During this latest surge in the effort to free Jonathan Pollard, I have read editorials and letters to editors suggesting that opposition to his release is rooted in anti-Semitism, and that it is somehow “un-American” to make him serve his full sentence. Lost in the rhetoric is that fact that many of those who oppose his release are not only Jewish, but ardent Zionists as well. I proudly count myself among those.
Pollard was a traitor to his country. Traitors don’t get to decide who it’s okay to spy for; they don’t get to decide when their betrayal will or won’t hurt the country; and they don’t get to play the anti-Semitism card to walk out of prison early. My father fought and was willing to die for the United States; the same is true of hundreds of thousands of others, Jewish and non-Jewish. What Pollard did betrayed everything they stood for and fought for.
The suggestion that his release would somehow endear President Obama to Israel or that it would ease the relationship between Israel and the United States is equally offensive. As much as I deplore the president’s approach to Israel, the relationship between the two countries has always been, and should continue to be, based upon mutual respect and self-interest. To suggest that Obama has to perform an act of contrition by releasing a convicted spy should be unpalatable to every American, regardless of their race, religion, or politics.
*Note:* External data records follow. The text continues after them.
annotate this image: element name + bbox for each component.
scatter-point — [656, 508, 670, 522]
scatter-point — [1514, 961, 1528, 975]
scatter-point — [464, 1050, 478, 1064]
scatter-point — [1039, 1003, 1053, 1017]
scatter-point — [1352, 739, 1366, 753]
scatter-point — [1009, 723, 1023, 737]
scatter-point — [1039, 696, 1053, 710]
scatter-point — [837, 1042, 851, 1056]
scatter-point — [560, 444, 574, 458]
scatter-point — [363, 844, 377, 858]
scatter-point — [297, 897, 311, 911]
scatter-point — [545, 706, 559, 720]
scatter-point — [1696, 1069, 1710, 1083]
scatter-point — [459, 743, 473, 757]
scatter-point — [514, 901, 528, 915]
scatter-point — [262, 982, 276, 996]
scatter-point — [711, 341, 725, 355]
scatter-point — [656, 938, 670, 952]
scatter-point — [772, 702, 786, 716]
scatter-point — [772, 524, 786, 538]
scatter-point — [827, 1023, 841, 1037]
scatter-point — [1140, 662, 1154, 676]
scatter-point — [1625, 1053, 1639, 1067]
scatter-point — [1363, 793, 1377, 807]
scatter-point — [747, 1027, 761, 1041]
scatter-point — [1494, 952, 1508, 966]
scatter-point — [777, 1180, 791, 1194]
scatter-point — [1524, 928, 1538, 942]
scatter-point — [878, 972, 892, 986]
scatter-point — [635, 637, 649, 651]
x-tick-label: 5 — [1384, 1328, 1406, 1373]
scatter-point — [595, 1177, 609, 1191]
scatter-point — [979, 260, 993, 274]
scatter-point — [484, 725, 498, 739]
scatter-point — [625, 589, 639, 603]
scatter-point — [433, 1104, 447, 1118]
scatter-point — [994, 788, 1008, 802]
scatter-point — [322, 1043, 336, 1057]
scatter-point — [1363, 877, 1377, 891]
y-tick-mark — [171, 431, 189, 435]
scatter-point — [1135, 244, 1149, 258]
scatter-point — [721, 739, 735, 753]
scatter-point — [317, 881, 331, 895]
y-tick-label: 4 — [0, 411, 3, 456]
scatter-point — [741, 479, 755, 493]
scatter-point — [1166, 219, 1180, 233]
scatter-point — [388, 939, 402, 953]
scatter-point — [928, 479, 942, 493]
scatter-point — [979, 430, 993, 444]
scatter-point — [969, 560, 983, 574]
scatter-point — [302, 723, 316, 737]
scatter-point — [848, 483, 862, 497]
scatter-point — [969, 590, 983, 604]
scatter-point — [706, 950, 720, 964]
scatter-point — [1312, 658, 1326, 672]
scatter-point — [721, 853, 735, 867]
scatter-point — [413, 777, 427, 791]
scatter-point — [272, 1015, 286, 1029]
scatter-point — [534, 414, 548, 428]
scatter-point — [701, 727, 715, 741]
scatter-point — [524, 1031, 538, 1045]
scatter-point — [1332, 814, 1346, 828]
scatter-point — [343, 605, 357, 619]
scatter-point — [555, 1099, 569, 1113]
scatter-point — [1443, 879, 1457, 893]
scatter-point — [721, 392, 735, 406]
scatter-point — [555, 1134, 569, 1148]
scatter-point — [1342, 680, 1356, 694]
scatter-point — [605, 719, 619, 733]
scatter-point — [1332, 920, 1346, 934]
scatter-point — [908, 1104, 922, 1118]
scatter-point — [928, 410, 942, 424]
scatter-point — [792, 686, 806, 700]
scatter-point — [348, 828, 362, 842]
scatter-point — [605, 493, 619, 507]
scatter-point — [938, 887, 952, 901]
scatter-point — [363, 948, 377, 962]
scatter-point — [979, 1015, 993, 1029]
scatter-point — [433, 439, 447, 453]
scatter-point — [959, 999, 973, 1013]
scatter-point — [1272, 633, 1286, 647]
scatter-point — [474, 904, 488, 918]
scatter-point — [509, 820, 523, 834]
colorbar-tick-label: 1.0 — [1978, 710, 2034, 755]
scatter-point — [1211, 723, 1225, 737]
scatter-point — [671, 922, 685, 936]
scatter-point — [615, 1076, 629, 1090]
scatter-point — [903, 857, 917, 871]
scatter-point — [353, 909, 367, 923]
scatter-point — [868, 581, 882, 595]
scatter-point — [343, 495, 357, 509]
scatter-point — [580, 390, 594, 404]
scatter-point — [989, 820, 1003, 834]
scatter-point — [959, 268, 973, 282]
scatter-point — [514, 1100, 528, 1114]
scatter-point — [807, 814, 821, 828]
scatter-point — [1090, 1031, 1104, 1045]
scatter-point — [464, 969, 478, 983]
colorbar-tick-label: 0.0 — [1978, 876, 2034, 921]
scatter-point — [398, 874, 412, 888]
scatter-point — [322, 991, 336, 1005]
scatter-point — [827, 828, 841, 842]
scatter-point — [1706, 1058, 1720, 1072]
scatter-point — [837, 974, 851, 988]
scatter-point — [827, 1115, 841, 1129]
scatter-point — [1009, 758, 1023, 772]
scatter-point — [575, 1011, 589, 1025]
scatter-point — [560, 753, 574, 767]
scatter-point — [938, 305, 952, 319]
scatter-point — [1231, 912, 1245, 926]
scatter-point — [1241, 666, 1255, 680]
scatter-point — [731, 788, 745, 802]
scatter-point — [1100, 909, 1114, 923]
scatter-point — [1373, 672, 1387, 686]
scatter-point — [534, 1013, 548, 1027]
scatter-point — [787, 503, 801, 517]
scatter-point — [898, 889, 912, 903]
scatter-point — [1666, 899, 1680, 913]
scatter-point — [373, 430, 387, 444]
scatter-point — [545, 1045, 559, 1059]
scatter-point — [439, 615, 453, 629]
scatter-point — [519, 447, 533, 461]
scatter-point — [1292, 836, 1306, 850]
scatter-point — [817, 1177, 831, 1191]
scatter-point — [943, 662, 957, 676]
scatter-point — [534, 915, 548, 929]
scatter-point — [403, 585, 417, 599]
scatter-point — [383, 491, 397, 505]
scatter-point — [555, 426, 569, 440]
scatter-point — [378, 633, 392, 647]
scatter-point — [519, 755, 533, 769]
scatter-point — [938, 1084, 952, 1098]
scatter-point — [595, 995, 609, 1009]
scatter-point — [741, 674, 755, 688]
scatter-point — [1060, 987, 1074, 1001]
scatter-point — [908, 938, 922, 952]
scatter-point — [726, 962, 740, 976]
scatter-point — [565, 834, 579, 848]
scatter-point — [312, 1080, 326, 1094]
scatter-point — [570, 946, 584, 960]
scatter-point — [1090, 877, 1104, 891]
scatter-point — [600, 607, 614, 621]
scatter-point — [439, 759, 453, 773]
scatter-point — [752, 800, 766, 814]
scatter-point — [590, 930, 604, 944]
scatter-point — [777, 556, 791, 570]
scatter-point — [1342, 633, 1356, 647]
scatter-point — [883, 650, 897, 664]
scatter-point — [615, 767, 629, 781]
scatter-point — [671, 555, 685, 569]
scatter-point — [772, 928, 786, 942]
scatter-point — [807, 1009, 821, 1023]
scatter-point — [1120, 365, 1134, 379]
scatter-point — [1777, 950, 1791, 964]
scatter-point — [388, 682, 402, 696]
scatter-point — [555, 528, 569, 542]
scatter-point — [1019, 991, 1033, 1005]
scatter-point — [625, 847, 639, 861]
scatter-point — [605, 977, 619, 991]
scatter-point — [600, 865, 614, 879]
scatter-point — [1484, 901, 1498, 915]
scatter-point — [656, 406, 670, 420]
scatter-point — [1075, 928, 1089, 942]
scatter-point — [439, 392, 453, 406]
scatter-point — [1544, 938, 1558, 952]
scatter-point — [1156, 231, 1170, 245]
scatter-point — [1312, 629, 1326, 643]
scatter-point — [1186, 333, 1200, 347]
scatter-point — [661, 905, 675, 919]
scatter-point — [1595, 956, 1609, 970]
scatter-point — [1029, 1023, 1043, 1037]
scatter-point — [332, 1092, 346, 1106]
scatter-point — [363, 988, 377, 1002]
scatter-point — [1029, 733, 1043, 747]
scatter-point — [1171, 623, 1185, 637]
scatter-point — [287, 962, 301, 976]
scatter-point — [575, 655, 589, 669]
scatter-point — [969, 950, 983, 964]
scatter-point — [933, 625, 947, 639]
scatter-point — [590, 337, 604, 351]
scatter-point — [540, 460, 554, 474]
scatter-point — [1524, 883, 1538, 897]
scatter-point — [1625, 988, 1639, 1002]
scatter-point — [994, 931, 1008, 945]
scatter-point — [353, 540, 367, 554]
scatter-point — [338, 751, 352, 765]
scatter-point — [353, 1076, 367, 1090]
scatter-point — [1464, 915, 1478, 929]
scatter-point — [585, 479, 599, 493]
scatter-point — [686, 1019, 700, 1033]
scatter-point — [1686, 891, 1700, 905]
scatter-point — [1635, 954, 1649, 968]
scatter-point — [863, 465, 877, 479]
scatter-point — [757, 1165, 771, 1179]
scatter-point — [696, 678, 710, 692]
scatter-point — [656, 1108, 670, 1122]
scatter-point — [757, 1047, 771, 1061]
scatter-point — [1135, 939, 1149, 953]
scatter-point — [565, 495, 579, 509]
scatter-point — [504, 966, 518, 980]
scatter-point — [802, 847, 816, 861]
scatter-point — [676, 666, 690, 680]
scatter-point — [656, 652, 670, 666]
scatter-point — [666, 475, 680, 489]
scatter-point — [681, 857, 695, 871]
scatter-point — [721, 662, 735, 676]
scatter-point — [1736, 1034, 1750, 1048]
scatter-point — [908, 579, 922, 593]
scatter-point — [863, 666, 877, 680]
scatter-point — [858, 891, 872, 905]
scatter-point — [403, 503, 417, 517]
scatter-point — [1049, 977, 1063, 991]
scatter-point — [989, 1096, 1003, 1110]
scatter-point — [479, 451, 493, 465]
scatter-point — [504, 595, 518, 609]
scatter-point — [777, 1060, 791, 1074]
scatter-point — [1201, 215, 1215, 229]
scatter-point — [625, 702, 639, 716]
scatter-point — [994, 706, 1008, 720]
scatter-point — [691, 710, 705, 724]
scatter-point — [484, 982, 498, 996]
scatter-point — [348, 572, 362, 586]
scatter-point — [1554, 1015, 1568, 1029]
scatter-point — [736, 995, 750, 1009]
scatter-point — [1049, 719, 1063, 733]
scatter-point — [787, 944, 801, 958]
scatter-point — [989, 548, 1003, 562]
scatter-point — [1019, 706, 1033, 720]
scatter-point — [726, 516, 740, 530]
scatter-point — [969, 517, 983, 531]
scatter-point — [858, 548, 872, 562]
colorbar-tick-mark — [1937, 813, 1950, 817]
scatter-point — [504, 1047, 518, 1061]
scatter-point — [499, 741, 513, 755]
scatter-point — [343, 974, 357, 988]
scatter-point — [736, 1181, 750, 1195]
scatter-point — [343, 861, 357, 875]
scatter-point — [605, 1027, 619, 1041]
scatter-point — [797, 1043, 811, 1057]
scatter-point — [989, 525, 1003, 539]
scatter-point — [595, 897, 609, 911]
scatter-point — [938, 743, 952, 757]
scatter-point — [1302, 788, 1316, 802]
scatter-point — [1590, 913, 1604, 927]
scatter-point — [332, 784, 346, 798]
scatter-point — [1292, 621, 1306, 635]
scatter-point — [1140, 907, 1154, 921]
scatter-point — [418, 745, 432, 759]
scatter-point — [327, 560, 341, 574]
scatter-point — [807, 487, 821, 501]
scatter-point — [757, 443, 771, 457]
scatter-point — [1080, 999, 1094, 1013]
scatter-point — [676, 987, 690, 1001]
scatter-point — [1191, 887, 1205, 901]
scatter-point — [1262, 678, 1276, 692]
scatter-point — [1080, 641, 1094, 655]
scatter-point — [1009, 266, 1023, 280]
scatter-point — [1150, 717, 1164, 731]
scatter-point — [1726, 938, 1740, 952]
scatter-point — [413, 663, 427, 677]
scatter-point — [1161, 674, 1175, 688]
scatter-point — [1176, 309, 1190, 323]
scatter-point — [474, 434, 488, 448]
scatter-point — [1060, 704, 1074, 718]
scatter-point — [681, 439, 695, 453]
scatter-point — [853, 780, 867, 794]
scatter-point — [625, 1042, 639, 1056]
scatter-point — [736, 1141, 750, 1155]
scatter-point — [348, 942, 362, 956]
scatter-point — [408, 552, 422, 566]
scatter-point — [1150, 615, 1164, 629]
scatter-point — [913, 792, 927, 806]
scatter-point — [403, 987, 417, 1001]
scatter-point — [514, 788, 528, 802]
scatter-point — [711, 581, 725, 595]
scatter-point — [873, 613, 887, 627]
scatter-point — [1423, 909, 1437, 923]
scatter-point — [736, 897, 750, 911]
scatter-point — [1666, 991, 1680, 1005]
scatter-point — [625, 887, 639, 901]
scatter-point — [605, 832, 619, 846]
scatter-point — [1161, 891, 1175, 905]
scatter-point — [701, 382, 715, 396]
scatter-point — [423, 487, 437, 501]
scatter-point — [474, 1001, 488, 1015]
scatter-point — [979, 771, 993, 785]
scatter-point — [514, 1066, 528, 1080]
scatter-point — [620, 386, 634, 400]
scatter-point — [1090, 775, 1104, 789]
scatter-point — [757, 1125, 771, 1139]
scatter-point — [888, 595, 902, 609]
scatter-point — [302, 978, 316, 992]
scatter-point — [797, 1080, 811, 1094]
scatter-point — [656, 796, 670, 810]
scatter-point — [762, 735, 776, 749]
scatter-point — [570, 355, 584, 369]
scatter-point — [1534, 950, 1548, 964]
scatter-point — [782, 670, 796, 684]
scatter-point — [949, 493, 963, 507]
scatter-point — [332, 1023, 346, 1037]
Like so many American Jews, I would give my life if necessary for the United States, and I would give it just as freely for Israel. Like so many, I struggle with the prospect of America and Israel diverging from the path that they have historically walked together. And like so many, I cringe at the attitude of the current administration towards a traditional and steadfast ally. But no matter what the future brings, Jonathan Pollard’s solution can never be our solution. Betrayal is not an answer, or even an option.